Anyone who doubts that sexism remains a problem deep and wide in our world should read, no REALLY read this Washington Post article on transgendered Stanford University neurobiologist Ben Barres. He spent the first half of his career being ignored and underestimated because... well, as close as he can figure... because he was a woman.
His article appears in the journal Nature and provides a unique perspective on former Harvard president Lawrence Summer's assertion that innate differences between the sexes might explain why many fewer women than men reach the highest echelons of science.
Here are a few of my favorite anecdotes from the article:
After he underwent a sex change nine years ago at the age of 42, Barres recalled, another scientist who was unaware of it was heard to say, "Ben Barres gave a great seminar today, but then his work is much better than his sister's."
And as a female undergraduate at MIT, Barres once solved a difficult math problem that stumped many male classmates, only to be told by a professor: "Your boyfriend must have solved it for you."
"By far," Barres wrote, "the main difference I have noticed is that people who don't know I am transgendered treat me with much more respect" than when he was a woman. "I can even complete a whole sentence without being interrupted by a man."

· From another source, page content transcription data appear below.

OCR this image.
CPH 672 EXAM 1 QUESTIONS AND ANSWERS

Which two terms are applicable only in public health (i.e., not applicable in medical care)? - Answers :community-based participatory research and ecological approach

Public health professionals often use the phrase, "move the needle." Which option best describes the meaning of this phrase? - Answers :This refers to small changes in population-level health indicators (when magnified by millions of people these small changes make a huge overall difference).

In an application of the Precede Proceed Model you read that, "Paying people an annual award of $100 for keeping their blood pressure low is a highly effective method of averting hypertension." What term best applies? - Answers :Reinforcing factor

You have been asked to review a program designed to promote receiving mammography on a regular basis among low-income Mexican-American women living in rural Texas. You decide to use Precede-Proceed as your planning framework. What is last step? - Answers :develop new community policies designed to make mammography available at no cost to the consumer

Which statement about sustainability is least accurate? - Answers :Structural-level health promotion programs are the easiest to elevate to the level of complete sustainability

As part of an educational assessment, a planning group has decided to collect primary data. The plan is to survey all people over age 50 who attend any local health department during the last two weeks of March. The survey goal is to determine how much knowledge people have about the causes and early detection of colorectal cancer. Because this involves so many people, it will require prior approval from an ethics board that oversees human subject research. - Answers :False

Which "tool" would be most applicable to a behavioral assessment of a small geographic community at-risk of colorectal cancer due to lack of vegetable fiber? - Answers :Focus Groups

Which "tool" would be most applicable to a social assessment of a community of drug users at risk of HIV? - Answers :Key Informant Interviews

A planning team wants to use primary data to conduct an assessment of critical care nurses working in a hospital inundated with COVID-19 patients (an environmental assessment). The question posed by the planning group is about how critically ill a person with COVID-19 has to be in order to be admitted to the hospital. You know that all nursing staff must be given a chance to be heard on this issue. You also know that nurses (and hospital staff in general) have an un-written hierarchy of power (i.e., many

Barres said the switch had given him access to conversations that would have excluded him previously: "I had a conversation with a male surgeon and he told me he had never met a woman surgeon who was as good as a man."
Barres's salvo, bolstered with scientific studies, marks a dramatic twist in a controversy that began with Summers's suggestion last year that "intrinsic aptitude" may explain why there are relatively few tenured female scientists at Harvard. After a lengthy feud with the Faculty of Arts and Sciences, Summers resigned earlier this year.